Beach 2: First Steps in the Ascent to the Divine
Wave 5: Ancient Scriptures of Hinduism
Drop 2. smRti
Besides the Sruti, which is the primary source of authority for everything in Hinduism, there is a secondary set of scriptures collectively called the smRti - the word meaning 'that which is remembered and transmitted'. The smRtis contain all the rules and regulations for the individual in relation to the family, society, the ancestors and the gods, compiled and collected by great sages of the past. Almost all the daily practices in Hinduism can be traced to these secondary scriptures. But whenever any doubt arises as to the credentials of a rite, rule, stipulation, or concept, it is the voice of the vedas (Sruti) that prevails. The smrtis may change from time to time, from place to place, but Sruti is eternally valid.
The smRtis have their immediate authority in the kalpas, which are one of the six limbs of the vedas. See the Scriptures chart.The kalpas which are written in the form of aphorisms (sUtras) present an orderly and consolidated list of duties to be performed by people in their various stations of life, at various times of the day, according to their varNa.
See varNa system
All aspects of human activity are dealt with in these sUtras.
The gRhya-sUtras describe domestic rites.

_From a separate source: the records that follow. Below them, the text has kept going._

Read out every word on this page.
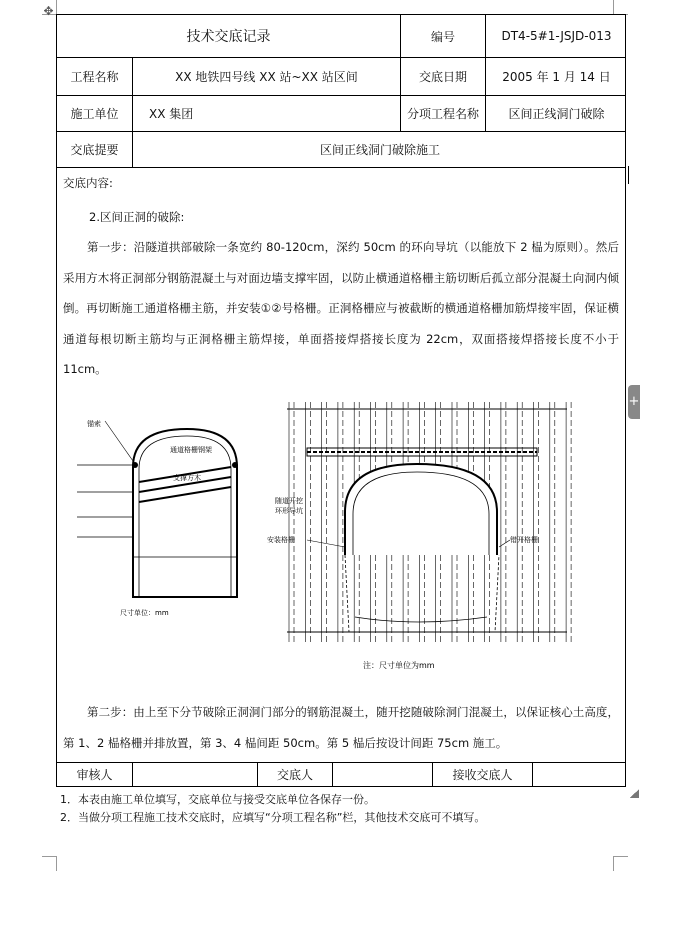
✥
+
技术交底记录	编号	DT4-5#1-JSJD-013
工程名称	XX 地铁四号线 XX 站~XX 站区间	交底日期	2005 年 1 月 14 日
施工单位	XX 集团	分项工程名称	区间正线洞门破除
交底提要	区间正线洞门破除施工
交底内容:
2.区间正洞的破除:
第一步：沿隧道拱部破除一条宽约 80-120cm，深约 50cm 的环向导坑（以能放下 2 榀为原则）。然后采用方木将正洞部分钢筋混凝土与对面边墙支撑牢固，以防止横通道格栅主筋切断后孤立部分混凝土向洞内倾倒。再切断施工通道格栅主筋，并安装①②号格栅。正洞格栅应与被截断的横通道格栅加筋焊接牢固，保证横通道每根切断主筋均与正洞格栅主筋焊接，单面搭接焊搭接长度为 22cm，双面搭接焊搭接长度不小于 11cm。
锚索
通道格栅钢架
支撑方木
尺寸单位：mm
随道开挖
环形导坑
安装格栅	错开格栅
注：尺寸单位为mm
第二步：由上至下分节破除正洞洞门部分的钢筋混凝土，随开挖随破除洞门混凝土，以保证核心土高度，第 1、2 榀格栅并排放置，第 3、4 榀间距 50cm。第 5 榀后按设计间距 75cm 施工。
审核人	交底人	接收交底人
1．本表由施工单位填写，交底单位与接受交底单位各保存一份。
2．当做分项工程施工技术交底时，应填写“分项工程名称”栏，其他技术交底可不填写。
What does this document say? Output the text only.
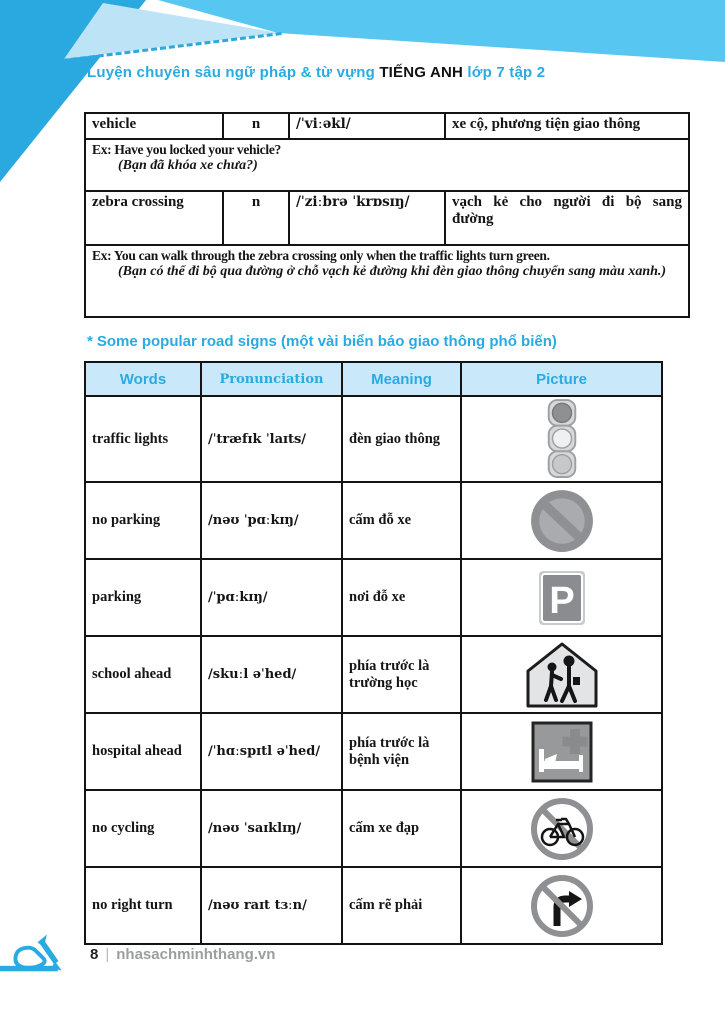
Luyện chuyên sâu ngữ pháp & từ vựng TIẾNG ANH lớp 7 tập 2
vehicle	n	/ˈviːəkl/	xe cộ, phương tiện giao thông

Ex: Have you locked your vehicle?
(Bạn đã khóa xe chưa?)			

zebra crossing	n	/ˈziːbrə ˈkrɒsɪŋ/	vạch kẻ cho người đi bộ sang đường

Ex: You can walk through the zebra crossing only when the traffic lights turn green.
(Bạn có thể đi bộ qua đường ở chỗ vạch kẻ đường khi đèn giao thông chuyển sang màu xanh.)			
* Some popular road signs (một vài biển báo giao thông phổ biến)
Words	Pronunciation	Meaning	Picture
traffic lights	/ˈtræfɪk ˈlaɪts/	đèn giao thông	
no parking	/nəʊ ˈpɑːkɪŋ/	cấm đỗ xe	
parking	/ˈpɑːkɪŋ/	nơi đỗ xe	P

school ahead	/skuːl əˈhed/	phía trước là trường học	
hospital ahead	/ˈhɑːspɪtl əˈhed/	phía trước là bệnh viện	
no cycling	/nəʊ ˈsaɪklɪŋ/	cấm xe đạp	
no right turn	/nəʊ raɪt tɜːn/	cấm rẽ phải	
8 | nhasachminhthang.vn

The Srauta-sUtras are concerned with the big sacrifices for which there are elaborate catalogues of mantras in the vedas.
The dharma-sUtras of (Apastamba, Gautama and others) describe the personal and social duties of people.
Eighteen great sages have by their insight of the vedas grasped the intentions of the vedas and given us compilations in verse form (i.e., Sloka form). This is how each smRti has been born. Each smRti is known by the sage who compiled it. Examples are:
Manu smRti, Yajnavalkya smRti, Parasara smRti, etc.
In my experience of exposition of the Ramayana, I find the following question (by an NRI) and the reply (given by me then and reproduced below from the book 'Hinduism for the next generation'), will perhaps shake up some ultra-modern young minds. Since it leans heavily on Manu smRti and brings out very well the hold that the smRtis have on believers in sanAtana dharma, I refer to it here.
QUESTION: Why does Hinduism extol the action of Rama in implicitly obeying his father and step-mother to go to the forest? How do we tell this to modern children who are not able to appreciate the logic behind this?
For the Answer, please go to 'Why father's word is law?'
Because of the abundance of smRtis, and all of them are man-made, differences that may exist between them need to be reconciled. These have been done from time to time according to the age in which we live in. The people in Maharashtra follow the 'dharma sindhu' by Kasi Nath Upadhyaya. In South India the book 'Vaidyanatha dIkshitIyam' written by Vaidyanatha Dikshidar is followed. These two people have boldly reconciled all the contradictions in the various smRtis. And finally they always say: Wherever there appears to be an unresolved contradiction, follow the tradition of elders in your family. It is this culture of importance to family tradition that is at the root of the universal respect given to age and to elders in the Hindu milieu.